THE EARLY YEARS
Crayons. Lots of crayons. Numerous boxes of 64. And not just coloring with them. Organizing them. Melting them on the radiator into beautiful swirling puddles. Watching programs on Sesame Street about how crayons are made. My love of color started early and it ran deep.
HIGH SCHOOL ART
If it was offered, I took it. Much of my current experience as a fine artist comes from the skills I gained at Belmont Public High School. I can draw a decent self-portrait, love watercolor, but acrylic comes easier, and have half a dozen ceramic vases as pen holders. But the class that I loved the most was photography. The digital age hadn’t yet exploded, so it consisted of shooting on a Pentax K-1000 and developing under red light. Hours upon hours of focusing and filtering and exposing and burning and dodging, and trying not to inhale the stop bath.
ALMOST A PSYCHOLOGIST
I started off my college career as a Psychology major, Fine Art minor at St.
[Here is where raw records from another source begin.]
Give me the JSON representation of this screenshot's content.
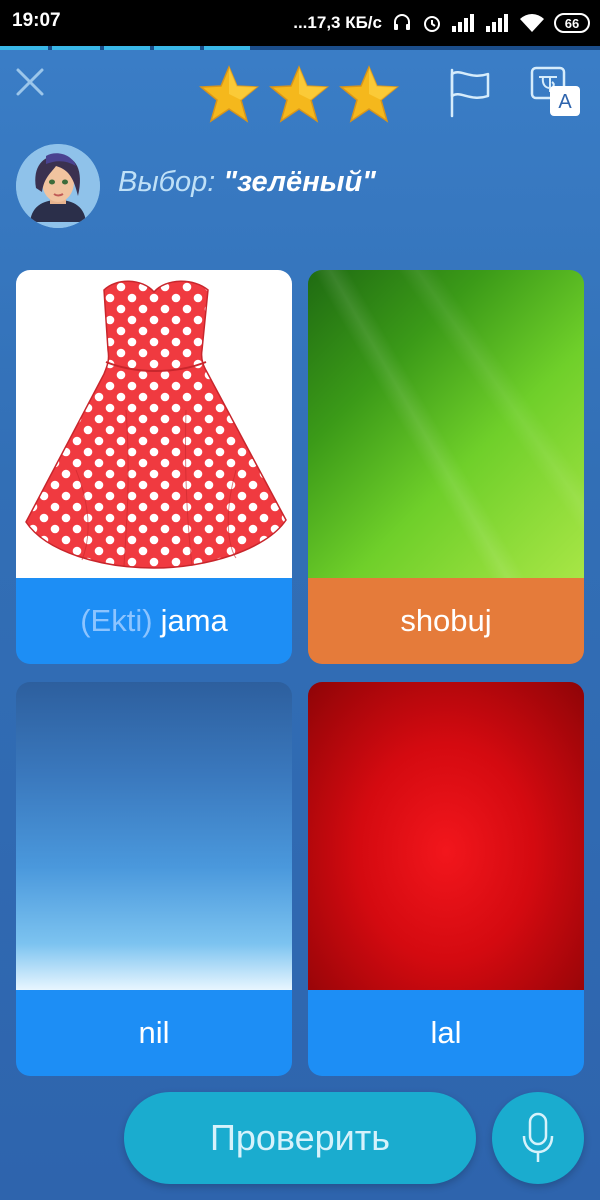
{
  "status_bar": {
    "time": "19:07",
    "network_speed": "...17,3 КБ/с",
    "battery": "66"
  },
  "lesson": {
    "progress_segments": 5,
    "progress_filled": 5,
    "stars": 3
  },
  "prompt": {
    "prefix": "Выбор: ",
    "word": "\"зелёный\""
  },
  "cards": [
    {
      "article": "(Ekti)",
      "word": "jama",
      "image": "red-polka-dot-dress",
      "selected": false
    },
    {
      "article": "",
      "word": "shobuj",
      "image": "green-leaf",
      "selected": true
    },
    {
      "article": "",
      "word": "nil",
      "image": "blue-sky",
      "selected": false
    },
    {
      "article": "",
      "word": "lal",
      "image": "red-background",
      "selected": false
    }
  ],
  "actions": {
    "check_label": "Проверить"
  },
  "colors": {
    "background": "#326fb6",
    "label_default": "#1d8ef5",
    "label_selected": "#e57b3a",
    "button": "#1aaccf",
    "star": "#f5b81c"
  }
}
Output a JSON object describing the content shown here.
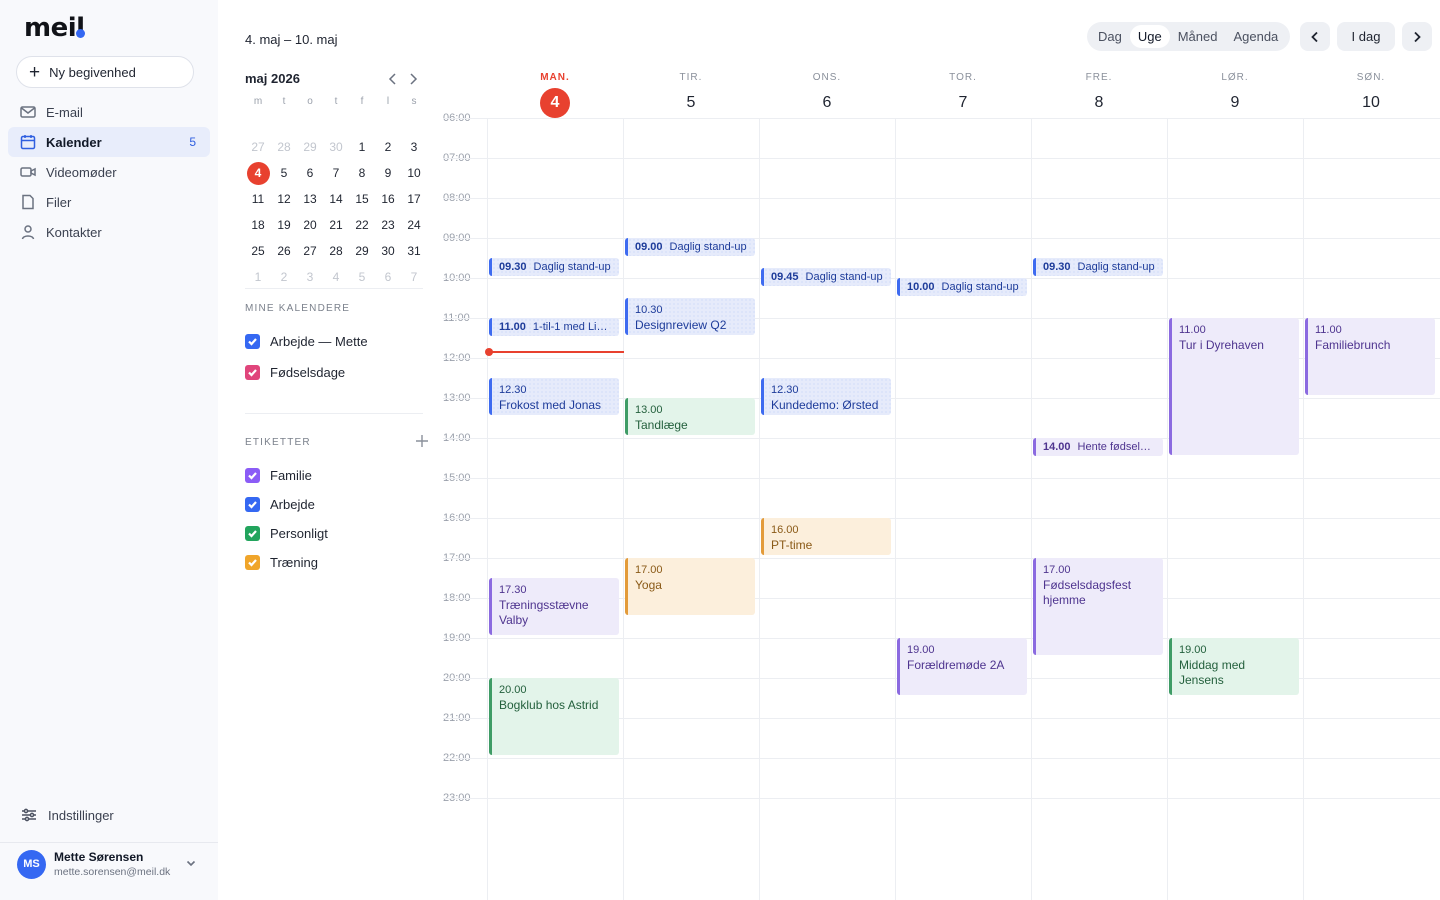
{
  "app": {
    "logo": "meil",
    "new_event": "Ny begivenhed",
    "nav": [
      {
        "label": "E-mail",
        "icon": "mail-icon",
        "badge": ""
      },
      {
        "label": "Kalender",
        "icon": "calendar-icon",
        "badge": "5"
      },
      {
        "label": "Videomøder",
        "icon": "video-icon",
        "badge": ""
      },
      {
        "label": "Filer",
        "icon": "file-icon",
        "badge": ""
      },
      {
        "label": "Kontakter",
        "icon": "person-icon",
        "badge": ""
      }
    ],
    "settings": "Indstillinger",
    "user": {
      "initials": "MS",
      "name": "Mette Sørensen",
      "email": "mette.sorensen@meil.dk"
    }
  },
  "range_title": "4. maj – 10. maj",
  "mini_calendar": {
    "title": "maj 2026",
    "weekdays": [
      "m",
      "t",
      "o",
      "t",
      "f",
      "l",
      "s"
    ],
    "weeks": [
      [
        "27",
        "28",
        "29",
        "30",
        "1",
        "2",
        "3"
      ],
      [
        "4",
        "5",
        "6",
        "7",
        "8",
        "9",
        "10"
      ],
      [
        "11",
        "12",
        "13",
        "14",
        "15",
        "16",
        "17"
      ],
      [
        "18",
        "19",
        "20",
        "21",
        "22",
        "23",
        "24"
      ],
      [
        "25",
        "26",
        "27",
        "28",
        "29",
        "30",
        "31"
      ],
      [
        "1",
        "2",
        "3",
        "4",
        "5",
        "6",
        "7"
      ]
    ]
  },
  "calendars": {
    "title": "MINE KALENDERE",
    "items": [
      {
        "label": "Arbejde — Mette",
        "color": "#3568f2"
      },
      {
        "label": "Fødselsdage",
        "color": "#e0457b"
      }
    ]
  },
  "labels": {
    "title": "ETIKETTER",
    "items": [
      {
        "label": "Familie",
        "color": "#8b5cf6"
      },
      {
        "label": "Arbejde",
        "color": "#3568f2"
      },
      {
        "label": "Personligt",
        "color": "#22a45d"
      },
      {
        "label": "Træning",
        "color": "#f0a52a"
      }
    ]
  },
  "toolbar": {
    "views": [
      "Dag",
      "Uge",
      "Måned",
      "Agenda"
    ],
    "active_view": "Uge",
    "today": "I dag"
  },
  "days": [
    {
      "dow": "MAN.",
      "num": "4"
    },
    {
      "dow": "TIR.",
      "num": "5"
    },
    {
      "dow": "ONS.",
      "num": "6"
    },
    {
      "dow": "TOR.",
      "num": "7"
    },
    {
      "dow": "FRE.",
      "num": "8"
    },
    {
      "dow": "LØR.",
      "num": "9"
    },
    {
      "dow": "SØN.",
      "num": "10"
    }
  ],
  "hours": [
    "06:00",
    "07:00",
    "08:00",
    "09:00",
    "10:00",
    "11:00",
    "12:00",
    "13:00",
    "14:00",
    "15:00",
    "16:00",
    "17:00",
    "18:00",
    "19:00",
    "20:00",
    "21:00",
    "22:00",
    "23:00"
  ],
  "events": [
    {
      "day": 0,
      "start": 9.5,
      "end": 10,
      "time": "09.30",
      "title": "Daglig stand-up",
      "cat": "work",
      "inline": true
    },
    {
      "day": 1,
      "start": 9.0,
      "end": 9.5,
      "time": "09.00",
      "title": "Daglig stand-up",
      "cat": "work",
      "inline": true
    },
    {
      "day": 2,
      "start": 9.75,
      "end": 10.25,
      "time": "09.45",
      "title": "Daglig stand-up",
      "cat": "work",
      "inline": true
    },
    {
      "day": 3,
      "start": 10.0,
      "end": 10.5,
      "time": "10.00",
      "title": "Daglig stand-up",
      "cat": "work",
      "inline": true
    },
    {
      "day": 4,
      "start": 9.5,
      "end": 10,
      "time": "09.30",
      "title": "Daglig stand-up",
      "cat": "work",
      "inline": true
    },
    {
      "day": 1,
      "start": 10.5,
      "end": 11.5,
      "time": "10.30",
      "title": "Designreview Q2",
      "cat": "work",
      "inline": false
    },
    {
      "day": 0,
      "start": 11.0,
      "end": 11.5,
      "time": "11.00",
      "title": "1-til-1 med Li…",
      "cat": "work",
      "inline": true
    },
    {
      "day": 0,
      "start": 12.5,
      "end": 13.5,
      "time": "12.30",
      "title": "Frokost med Jonas",
      "cat": "work",
      "inline": false
    },
    {
      "day": 1,
      "start": 13.0,
      "end": 14.0,
      "time": "13.00",
      "title": "Tandlæge",
      "cat": "health",
      "inline": false
    },
    {
      "day": 2,
      "start": 12.5,
      "end": 13.5,
      "time": "12.30",
      "title": "Kundedemo: Ørsted",
      "cat": "work",
      "inline": false
    },
    {
      "day": 4,
      "start": 14.0,
      "end": 14.5,
      "time": "14.00",
      "title": "Hente fødselsd…",
      "cat": "fam",
      "inline": true
    },
    {
      "day": 5,
      "start": 11.0,
      "end": 14.5,
      "time": "11.00",
      "title": "Tur i Dyrehaven",
      "cat": "fam",
      "inline": false
    },
    {
      "day": 6,
      "start": 11.0,
      "end": 13.0,
      "time": "11.00",
      "title": "Familiebrunch",
      "cat": "fam",
      "inline": false
    },
    {
      "day": 2,
      "start": 16.0,
      "end": 17.0,
      "time": "16.00",
      "title": "PT-time",
      "cat": "train",
      "inline": false
    },
    {
      "day": 1,
      "start": 17.0,
      "end": 18.5,
      "time": "17.00",
      "title": "Yoga",
      "cat": "train",
      "inline": false
    },
    {
      "day": 0,
      "start": 17.5,
      "end": 19.0,
      "time": "17.30",
      "title": "Træningsstævne Valby",
      "cat": "fam",
      "inline": false
    },
    {
      "day": 4,
      "start": 17.0,
      "end": 19.5,
      "time": "17.00",
      "title": "Fødselsdagsfest hjemme",
      "cat": "fam",
      "inline": false
    },
    {
      "day": 3,
      "start": 19.0,
      "end": 20.5,
      "time": "19.00",
      "title": "Forældremøde 2A",
      "cat": "fam",
      "inline": false
    },
    {
      "day": 5,
      "start": 19.0,
      "end": 20.5,
      "time": "19.00",
      "title": "Middag med Jensens",
      "cat": "health",
      "inline": false
    },
    {
      "day": 0,
      "start": 20.0,
      "end": 22.0,
      "time": "20.00",
      "title": "Bogklub hos Astrid",
      "cat": "health",
      "inline": false
    }
  ],
  "now_time": 12.0
}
Lawrence University in New York. That changed when I went abroad to Australia to attend James Cook University. Its intensive Bachelor of Photography program gave me my first exposure to creating and manipulating art digitally. And I was hooked. I didn’t toss psychology to the curb, however; many of these classes increased my ability to design. Sensation and Perception taught me about color-blindedness and which colors were most visible at certain times of day. Animal Behavior taught me how to create emotional and physical responses through images. And Research Methods taught me about the predictability (and unpredictability) of human nature. Every art school should require a minor in Psychology.